BUSCA SEM FIM
Lauro Lima

Num primeiro momento acreditei que era ela. Tinha o dom de entender-me sem palavras, de antecipar-se ao desejo que eu nem sabia. De enxugar-me lágrimas ainda não vertidas. Demorei a perceber que manipulava, induzia, conduzia. Os caminhos não eram os meus, mas os dela. Não me via, moldava-me. Não me ouvia, convencia. Não me amava, amava-se em mim. Em boa hora desisti, tornando à procura.

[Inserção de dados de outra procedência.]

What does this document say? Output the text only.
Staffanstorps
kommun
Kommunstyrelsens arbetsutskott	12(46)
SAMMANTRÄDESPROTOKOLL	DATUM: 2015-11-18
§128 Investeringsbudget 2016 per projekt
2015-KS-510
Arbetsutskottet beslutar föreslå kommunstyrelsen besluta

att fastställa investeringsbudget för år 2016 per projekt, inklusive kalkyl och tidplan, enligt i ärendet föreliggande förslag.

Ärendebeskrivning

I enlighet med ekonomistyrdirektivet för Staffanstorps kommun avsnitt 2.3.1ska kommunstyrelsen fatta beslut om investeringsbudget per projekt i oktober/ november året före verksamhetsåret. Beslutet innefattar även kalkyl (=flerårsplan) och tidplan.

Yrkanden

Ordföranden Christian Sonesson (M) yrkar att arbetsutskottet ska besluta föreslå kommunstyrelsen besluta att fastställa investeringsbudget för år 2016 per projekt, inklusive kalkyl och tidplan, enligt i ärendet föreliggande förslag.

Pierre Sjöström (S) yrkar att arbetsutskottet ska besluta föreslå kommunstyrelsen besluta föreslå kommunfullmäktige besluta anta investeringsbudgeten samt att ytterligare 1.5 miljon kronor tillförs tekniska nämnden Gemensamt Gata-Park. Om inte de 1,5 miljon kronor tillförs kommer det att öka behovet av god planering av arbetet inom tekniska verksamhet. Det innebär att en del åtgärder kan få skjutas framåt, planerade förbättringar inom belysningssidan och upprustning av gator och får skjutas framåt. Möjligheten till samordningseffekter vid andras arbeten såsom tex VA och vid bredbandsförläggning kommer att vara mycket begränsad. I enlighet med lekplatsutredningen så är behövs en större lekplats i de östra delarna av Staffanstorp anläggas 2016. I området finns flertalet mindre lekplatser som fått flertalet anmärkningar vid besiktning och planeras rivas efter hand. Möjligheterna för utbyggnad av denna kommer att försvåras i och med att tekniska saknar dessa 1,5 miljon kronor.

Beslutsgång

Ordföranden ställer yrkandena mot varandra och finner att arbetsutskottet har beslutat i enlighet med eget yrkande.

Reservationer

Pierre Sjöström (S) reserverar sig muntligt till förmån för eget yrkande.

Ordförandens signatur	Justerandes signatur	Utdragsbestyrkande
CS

Depois veio a outra. Suave e agressiva. Às vezes mansa, outras feroz. Ora orquídea, ora espinho. Encantou-me o contraste, o inesperado, a permanente surpresa. Podia ter sido essa, mas as fisgadas tornaram-se constantes demais, doídas demais, doentes demais. A doçura perdeu espaço e, por isso, sem bálsamo, as feridas não cicatrizavam. Refugiei-me na caverna escura da solidão, que embota e cura.

Apesar de arisco, mesmo temendo, esbarrei com aquela outra, numa noite chuvosa. O calor dos corpos me aqueceu. O abrigo quente me aconchegou. Fatal foi abrir as portas para receber e entregar. Também fatal o que veio a seguir, podia ter sido ela, é verdade. Pena que, para ela, não era eu. Nossas mãos se afastaram, com agradecimento e ternura.

Incendiei-me outras vezes, cheio de esperanças. Fogo que se extinguia tão rápido quanto surgia. Em pouco tempo eram, apenas, cinzas espalhadas ao vento. Sonhos que desvaneciam aos primeiros raios de sol. Lâmpadas de filamentos tênues que, partidos, não mais se emendavam. 

Aceitei crer que nunca a encontraria. Talvez ela estivesse vivendo noutro tempo. Quem sabe um século antes? Mas, então, porquê sua imagem me era tão nítida? Porquê seu jeito delicado me era tão caro? Porquê, até mesmo, sua voz soava em meus ouvidos nas noites de insônia e esperança?

Não. Não era possível. Meu coração tinha a certeza de que ela estava perto. Quem sabe na próxima esquina? No outro bairro? Na cidade vizinha? Num estado do norte?

Sei que meu tempo encurta. Acelero a procura. Esta é a razão do cartaz que carrego, das inúmeras cópias pregadas nos postes, nos pontos de ônibus, nos balcões de farmácias. "Procura-se".

Você viu esta mulher? Pense um pouco? Por favor, faça um esforço. Ela é gentil e alegre; disposta e disponível; mansa, terna, amorosa. Gosta de música suave e noites delicadas; de temperos fortes e conversas longas; do calor do sol e água de cachoeiras; de amor selvagem e cafunés sutis.

Sei que ela também me procura e espera. Que nenhum outro ouvido é capaz de compreender, plenamente, suas queixas; que nenhum outro colo pode dar-lhe o carinho que precisa; que nenhuma outra boca pode beijá-la com tamanha paixão. 

Ajude-me, por favor, a encontrá-la. Preciso mergulhar em seu olhar uma única e definitiva vez, nem que seja no segundo anterior ao meu último suspiro. Recompor os liames, as conexões, as sinapses. Não entendes o motivo? Ela é minha outra metade.